My wife, Kathleen, and I hiked a portion of the John Muir Trail in the summer of 2007. I am a huge fan of hiking with your spouse, but that’s not what this post is about. Instead, I’d like to describe one of the many memorable experiences we had on the trail.
It was June 22nd at about 9:30 in the morning. We had camped at the southern end of Lyell Canyon the night before, and had just reached the top of Donohue Pass. We shed our backpacks and were resting our weary legs when we saw a group of hikers coming from the opposite direction.

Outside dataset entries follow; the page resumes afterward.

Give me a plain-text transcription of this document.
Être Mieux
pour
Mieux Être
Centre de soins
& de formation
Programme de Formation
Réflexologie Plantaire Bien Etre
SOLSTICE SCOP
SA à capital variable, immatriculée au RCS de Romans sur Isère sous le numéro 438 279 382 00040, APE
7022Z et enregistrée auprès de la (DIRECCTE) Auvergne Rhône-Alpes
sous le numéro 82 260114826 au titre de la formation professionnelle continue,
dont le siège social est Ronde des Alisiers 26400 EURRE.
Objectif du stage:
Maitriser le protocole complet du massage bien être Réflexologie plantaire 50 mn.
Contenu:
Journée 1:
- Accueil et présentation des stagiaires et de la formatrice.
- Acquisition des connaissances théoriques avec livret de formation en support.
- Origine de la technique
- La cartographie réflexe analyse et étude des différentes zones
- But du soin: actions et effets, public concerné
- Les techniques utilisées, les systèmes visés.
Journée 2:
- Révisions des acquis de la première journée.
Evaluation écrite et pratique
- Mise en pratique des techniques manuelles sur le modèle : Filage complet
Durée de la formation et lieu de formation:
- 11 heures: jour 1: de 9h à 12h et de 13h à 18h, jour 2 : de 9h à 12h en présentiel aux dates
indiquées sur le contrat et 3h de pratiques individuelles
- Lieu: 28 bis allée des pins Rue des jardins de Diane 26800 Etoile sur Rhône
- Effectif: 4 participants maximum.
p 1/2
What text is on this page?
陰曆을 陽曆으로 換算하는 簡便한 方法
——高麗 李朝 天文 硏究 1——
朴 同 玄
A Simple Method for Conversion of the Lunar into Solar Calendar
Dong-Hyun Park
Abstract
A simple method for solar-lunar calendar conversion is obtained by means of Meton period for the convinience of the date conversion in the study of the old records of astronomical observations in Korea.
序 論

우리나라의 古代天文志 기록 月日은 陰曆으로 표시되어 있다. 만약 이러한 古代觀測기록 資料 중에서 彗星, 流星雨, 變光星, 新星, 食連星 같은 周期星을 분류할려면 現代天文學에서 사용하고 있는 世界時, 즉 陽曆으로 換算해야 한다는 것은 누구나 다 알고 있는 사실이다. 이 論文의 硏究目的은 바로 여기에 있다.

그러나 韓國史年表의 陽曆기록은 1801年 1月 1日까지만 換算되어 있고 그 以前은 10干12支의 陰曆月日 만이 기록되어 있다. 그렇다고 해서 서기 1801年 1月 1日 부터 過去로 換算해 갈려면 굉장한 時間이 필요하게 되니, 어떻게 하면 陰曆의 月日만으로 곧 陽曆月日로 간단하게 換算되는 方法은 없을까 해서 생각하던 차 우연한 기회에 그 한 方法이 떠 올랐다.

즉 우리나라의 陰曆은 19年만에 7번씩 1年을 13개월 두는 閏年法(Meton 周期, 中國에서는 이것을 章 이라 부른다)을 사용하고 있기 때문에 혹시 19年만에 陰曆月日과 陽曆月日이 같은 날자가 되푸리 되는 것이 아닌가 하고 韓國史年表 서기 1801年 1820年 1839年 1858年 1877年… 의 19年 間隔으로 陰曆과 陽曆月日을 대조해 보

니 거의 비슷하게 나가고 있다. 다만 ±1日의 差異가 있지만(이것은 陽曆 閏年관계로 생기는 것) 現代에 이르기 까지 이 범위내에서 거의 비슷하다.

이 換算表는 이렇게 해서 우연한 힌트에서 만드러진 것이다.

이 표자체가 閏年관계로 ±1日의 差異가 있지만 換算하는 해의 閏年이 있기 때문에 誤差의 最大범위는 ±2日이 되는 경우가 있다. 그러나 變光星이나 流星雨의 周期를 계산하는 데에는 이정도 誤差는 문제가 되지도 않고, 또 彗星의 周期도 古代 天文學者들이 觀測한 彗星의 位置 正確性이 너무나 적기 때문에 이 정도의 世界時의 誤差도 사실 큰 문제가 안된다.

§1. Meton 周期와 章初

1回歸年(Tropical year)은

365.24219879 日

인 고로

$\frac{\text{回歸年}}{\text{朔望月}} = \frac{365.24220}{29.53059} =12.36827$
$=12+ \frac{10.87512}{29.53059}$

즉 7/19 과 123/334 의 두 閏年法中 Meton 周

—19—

There were three: two men, who appeared to be in their mid-thirties, and a young boy we would later learn was twelve-years-old. I’m afraid neither of us can recall the young man’s trail name. I seem to remember it was a synonym for “rascal”, while Kathleen thinks it was a synonym for “impatient”. In the fifteen minutes we spent with him, either would have fit.
As we talked to the group, the young, impatient, rascal was almost vibrating in place—about to burst with some inner energy. He wore on his face this look of anticipation, seemingly hanging on every word, waiting for us to finally get around to asking the magic question.
“How far are you going today?”
One of the older men mentioned stopping in Tuolumne Meadow for cheeseburgers, and then pressing on.
“Where are you heading past Tuolumne?”
At last the boy’s eyes lit up. He flung his arms in the air and shouted, “Canada!”
We hadn’t realized it, but we were in the company of PCTers. (The Pacific Crest Trail, or PCT, is a walking trail that stretches from the Mexican border in Southern California to the Canadian border in northern Washington State. It is 2,663 miles long. A mother/daughter team hiked the entire trail in 2012.)
Neither of us will ever forget him. His enthusiasm was infectious, his confidence high, and his pack rode lightly on his shoulders. And this wasn’t merely beginning-of-the-trip excitement. Donohue Pass is almost halfway through the state of California; it’s a long, long way from the Mexican border near Campo, where they had begun months earlier.
To this day we wonder if he made it all the way. We hope so, but, regardless, we’re sure he stepped off the trail a different kid than the one who stepped on it. If our young rascal had been a company, I would have bought stock in him on that very day.
Unfortunately, far too few kids get the experience of long distance hiking. While planning an assault on the PCT—and getting the time off to do it—is practically impossible for most people, I can think of no better alternative than the John Muir Trial.
At a little more than 200 miles it is just about the perfect distance: long enough to seem impossible for young hikers, and short enough to be doable. The weather is usually benign in July, August and September.
The fauna is as benign as the weather. There are mountain lions, but there are no recorded mountain lion attacks against people on the trail, and the bears are more interested in your trial mix than you. A grizzly bear hasn’t roamed the Sierra Nevada for nearly one hundred years. If you are foolish enough to hike early in the season the mosquitoes may exsanguinate you, but even that is avoidable with a little repellent.
There are few, if any, navigational challenges, and the trail is generally uncrowded—without being totally deserted. In short, you are unlikely to get yourself in trouble, and if you do, someone will probably come along to help out.
Introducing young people to the wilderness is hardly a new idea. A fellow by the name of John Muir may have put it best:
Between every two pine trees there is a door leading to a new way of life.
Consider giving this gift to your son, daughter, grandson or granddaughter.